Anyway, I've done some testing since then, and came up with a test that only seems to work reliably for one of my crystals, 7.15625 MHz. The 13.something and an unknown crystal can't be made to oscillate reliably with the 18pf capacitors I soldered to the PICkit 2 44-pin demo board. Anyway, I just made these changes to the Reversible.asm program, plugged crystals into the socket I made out of an old DIP socket, and counted the number of times the LEDs went through a full cycle in 60 seconds with the potentiometer at highest resistance.

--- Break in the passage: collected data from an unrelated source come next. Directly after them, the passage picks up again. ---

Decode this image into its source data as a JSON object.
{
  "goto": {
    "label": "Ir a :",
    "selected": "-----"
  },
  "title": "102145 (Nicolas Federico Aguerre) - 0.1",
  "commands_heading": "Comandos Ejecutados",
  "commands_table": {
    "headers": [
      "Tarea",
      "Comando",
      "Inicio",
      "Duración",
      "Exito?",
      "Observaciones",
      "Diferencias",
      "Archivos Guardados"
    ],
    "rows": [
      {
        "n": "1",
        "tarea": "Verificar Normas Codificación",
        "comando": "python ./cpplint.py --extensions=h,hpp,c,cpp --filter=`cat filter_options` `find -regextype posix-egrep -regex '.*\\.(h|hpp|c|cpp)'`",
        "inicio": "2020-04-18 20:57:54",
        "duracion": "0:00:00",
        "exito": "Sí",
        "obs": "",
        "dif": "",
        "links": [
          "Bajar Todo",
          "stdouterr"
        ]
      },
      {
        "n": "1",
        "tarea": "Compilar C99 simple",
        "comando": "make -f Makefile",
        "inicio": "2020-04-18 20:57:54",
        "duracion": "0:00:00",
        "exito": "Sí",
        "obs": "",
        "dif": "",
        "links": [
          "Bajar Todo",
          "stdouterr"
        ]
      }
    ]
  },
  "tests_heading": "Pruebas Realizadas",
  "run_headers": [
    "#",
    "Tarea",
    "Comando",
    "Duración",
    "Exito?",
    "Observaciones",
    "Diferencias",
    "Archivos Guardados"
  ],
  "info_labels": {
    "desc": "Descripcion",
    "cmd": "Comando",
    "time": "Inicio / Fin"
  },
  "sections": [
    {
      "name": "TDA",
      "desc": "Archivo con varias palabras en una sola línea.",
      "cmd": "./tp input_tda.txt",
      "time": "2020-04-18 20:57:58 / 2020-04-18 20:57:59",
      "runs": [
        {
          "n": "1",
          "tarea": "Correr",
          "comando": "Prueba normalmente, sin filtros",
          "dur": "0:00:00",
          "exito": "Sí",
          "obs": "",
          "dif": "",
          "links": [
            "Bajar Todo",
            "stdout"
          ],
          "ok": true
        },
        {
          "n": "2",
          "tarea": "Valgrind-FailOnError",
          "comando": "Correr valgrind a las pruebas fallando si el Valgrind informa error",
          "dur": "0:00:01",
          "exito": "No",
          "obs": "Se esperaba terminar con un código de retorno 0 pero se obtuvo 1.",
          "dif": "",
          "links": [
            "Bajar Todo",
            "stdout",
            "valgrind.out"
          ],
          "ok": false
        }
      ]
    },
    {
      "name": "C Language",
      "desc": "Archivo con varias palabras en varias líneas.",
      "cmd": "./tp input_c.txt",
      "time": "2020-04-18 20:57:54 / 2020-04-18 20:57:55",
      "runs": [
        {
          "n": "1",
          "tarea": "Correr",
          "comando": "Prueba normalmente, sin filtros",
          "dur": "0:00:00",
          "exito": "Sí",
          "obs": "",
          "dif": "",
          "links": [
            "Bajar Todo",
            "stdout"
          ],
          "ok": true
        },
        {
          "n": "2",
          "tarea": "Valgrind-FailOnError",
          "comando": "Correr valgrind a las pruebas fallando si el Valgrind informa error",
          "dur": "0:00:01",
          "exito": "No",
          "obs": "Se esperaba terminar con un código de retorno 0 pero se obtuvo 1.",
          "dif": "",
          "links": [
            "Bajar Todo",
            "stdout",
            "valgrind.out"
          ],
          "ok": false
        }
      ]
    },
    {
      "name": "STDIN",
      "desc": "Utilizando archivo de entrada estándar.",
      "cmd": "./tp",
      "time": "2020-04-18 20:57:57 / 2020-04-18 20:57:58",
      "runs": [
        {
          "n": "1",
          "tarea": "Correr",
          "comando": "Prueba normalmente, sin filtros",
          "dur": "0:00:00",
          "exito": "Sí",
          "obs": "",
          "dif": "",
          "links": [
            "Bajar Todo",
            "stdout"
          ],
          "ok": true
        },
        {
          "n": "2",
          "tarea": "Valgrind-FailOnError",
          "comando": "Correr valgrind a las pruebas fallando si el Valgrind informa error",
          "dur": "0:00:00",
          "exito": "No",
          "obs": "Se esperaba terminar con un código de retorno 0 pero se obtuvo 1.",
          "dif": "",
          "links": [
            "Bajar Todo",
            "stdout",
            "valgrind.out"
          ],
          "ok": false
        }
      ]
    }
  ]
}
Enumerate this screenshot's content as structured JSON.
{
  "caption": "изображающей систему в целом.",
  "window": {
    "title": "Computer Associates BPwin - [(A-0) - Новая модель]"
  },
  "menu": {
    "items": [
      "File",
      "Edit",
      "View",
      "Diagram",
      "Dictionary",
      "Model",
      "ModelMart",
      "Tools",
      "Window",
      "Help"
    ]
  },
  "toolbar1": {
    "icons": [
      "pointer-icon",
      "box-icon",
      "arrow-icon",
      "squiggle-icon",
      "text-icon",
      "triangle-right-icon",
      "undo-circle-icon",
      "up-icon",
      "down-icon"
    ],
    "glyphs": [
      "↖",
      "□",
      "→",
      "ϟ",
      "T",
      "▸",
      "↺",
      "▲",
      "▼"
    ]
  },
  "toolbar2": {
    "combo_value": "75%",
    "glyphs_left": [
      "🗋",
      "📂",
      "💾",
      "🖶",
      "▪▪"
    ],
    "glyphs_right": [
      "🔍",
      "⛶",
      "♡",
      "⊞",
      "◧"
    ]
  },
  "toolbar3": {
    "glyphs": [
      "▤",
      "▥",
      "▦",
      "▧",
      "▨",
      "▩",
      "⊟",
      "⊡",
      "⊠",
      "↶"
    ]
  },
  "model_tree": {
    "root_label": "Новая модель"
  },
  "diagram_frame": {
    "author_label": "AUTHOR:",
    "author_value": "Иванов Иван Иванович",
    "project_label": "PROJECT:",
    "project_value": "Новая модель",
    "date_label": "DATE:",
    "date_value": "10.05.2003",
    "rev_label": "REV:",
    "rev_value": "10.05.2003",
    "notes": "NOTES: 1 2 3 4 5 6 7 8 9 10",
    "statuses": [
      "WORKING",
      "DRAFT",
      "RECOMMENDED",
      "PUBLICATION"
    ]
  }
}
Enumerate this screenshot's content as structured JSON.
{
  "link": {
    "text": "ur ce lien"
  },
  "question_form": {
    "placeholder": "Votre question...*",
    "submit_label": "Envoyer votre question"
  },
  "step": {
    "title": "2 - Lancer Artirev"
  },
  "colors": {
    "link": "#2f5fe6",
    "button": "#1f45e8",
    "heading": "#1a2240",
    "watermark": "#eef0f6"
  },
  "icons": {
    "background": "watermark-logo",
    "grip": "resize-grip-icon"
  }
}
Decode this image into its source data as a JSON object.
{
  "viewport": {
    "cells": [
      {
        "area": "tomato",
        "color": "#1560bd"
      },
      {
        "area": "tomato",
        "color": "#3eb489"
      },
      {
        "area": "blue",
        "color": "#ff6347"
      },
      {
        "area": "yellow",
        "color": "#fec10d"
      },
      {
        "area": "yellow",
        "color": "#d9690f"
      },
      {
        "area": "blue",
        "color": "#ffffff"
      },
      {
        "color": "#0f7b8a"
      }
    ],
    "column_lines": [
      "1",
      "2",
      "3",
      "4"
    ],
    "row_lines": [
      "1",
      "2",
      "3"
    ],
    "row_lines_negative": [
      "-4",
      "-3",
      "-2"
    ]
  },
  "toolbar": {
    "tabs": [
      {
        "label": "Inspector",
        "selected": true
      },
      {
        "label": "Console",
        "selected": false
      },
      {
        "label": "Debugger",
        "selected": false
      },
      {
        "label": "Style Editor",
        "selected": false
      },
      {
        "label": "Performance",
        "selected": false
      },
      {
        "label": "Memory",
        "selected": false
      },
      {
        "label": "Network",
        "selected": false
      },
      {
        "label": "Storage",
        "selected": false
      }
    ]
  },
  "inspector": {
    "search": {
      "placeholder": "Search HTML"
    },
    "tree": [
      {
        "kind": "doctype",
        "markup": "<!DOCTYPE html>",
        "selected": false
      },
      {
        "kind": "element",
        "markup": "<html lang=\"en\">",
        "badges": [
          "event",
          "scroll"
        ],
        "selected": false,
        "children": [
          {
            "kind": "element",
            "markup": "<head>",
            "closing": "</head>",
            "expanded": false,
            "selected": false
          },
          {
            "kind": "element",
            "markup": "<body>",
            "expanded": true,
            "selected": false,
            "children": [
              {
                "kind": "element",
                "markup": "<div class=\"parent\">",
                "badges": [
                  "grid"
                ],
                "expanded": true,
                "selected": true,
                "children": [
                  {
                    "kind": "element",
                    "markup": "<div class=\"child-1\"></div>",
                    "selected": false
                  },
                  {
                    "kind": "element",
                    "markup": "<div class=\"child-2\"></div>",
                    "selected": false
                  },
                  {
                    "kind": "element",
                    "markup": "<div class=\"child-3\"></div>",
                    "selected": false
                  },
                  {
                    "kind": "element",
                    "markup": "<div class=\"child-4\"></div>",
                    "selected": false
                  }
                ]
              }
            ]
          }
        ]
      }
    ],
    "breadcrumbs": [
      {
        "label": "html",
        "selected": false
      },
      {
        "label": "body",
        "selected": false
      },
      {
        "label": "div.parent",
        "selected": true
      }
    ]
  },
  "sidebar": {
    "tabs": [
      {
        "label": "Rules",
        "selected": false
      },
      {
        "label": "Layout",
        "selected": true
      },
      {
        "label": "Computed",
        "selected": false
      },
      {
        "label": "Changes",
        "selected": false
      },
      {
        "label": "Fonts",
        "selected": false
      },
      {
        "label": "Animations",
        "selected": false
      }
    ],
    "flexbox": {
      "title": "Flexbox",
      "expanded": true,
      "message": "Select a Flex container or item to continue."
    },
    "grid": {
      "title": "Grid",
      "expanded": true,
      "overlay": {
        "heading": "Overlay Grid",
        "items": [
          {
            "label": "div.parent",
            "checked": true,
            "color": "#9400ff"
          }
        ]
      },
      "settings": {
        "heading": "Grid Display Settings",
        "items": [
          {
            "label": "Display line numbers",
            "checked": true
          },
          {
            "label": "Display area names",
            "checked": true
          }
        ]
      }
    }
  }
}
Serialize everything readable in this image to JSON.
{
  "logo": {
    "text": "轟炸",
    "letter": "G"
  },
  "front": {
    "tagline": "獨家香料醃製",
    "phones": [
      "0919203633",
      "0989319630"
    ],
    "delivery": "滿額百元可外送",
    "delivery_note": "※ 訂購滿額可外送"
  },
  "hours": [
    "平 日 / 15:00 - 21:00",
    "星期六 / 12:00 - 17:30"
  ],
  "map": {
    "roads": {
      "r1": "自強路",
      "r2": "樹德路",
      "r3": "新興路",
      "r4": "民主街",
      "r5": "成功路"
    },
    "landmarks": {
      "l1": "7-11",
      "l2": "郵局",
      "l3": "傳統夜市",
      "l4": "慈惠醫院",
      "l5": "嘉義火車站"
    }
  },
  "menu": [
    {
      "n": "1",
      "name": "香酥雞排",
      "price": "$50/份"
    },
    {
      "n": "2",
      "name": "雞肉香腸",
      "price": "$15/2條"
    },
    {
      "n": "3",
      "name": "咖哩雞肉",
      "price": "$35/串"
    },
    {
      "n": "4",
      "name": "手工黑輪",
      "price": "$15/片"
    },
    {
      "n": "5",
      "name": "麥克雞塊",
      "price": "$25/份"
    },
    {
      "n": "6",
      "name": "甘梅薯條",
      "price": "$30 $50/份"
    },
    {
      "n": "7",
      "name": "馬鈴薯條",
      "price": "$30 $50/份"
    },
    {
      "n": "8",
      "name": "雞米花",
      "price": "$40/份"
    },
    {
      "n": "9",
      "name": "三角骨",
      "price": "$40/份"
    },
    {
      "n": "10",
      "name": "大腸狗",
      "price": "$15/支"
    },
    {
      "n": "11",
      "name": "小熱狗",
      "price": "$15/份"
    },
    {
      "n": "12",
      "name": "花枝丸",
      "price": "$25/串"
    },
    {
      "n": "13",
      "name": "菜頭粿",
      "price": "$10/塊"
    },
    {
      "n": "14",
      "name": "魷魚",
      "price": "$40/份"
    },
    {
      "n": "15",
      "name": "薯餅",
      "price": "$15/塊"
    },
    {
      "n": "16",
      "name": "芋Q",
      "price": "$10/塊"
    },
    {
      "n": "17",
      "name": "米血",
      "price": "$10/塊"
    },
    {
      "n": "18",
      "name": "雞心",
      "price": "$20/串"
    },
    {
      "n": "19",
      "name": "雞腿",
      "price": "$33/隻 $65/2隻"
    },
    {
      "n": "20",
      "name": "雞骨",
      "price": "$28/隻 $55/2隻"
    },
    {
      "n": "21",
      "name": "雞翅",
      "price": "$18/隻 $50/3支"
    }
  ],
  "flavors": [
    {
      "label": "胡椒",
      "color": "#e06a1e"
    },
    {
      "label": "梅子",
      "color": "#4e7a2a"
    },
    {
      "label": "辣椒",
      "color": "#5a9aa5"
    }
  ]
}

At 1MHz (with the use_crystal definition commented out), the LEDs went about 9.1 cycles. With the crystal in, and the program recompiled with use_crystal enabled, it went about 65 and a half cycles:
$ python Python 2.5 (r25:51908, Mar 13 2007, 08:13:14) [GCC 3.4.4 (cygming special, gdc 0.12, using dmd 0.125)] on cygwin Type "help", "copyright", "credits" or "license" for more information. >>> 65.5 / 9.1 7.197802197802198Pretty damned close. I wish I had some more lower-frequency crystals to test, so I'd know for sure that this is working, but it may give some people ideas for their own crystal testing circuits.
My oscilloscope idea was, as people pointed out, completely out to lunch. I'd need to build an oscillator circuit to get it humming, and I don't know enough to do that yet. I still maintain that having an oscilloscope around if you're going to be doing any electronics troubleshooting is a good idea.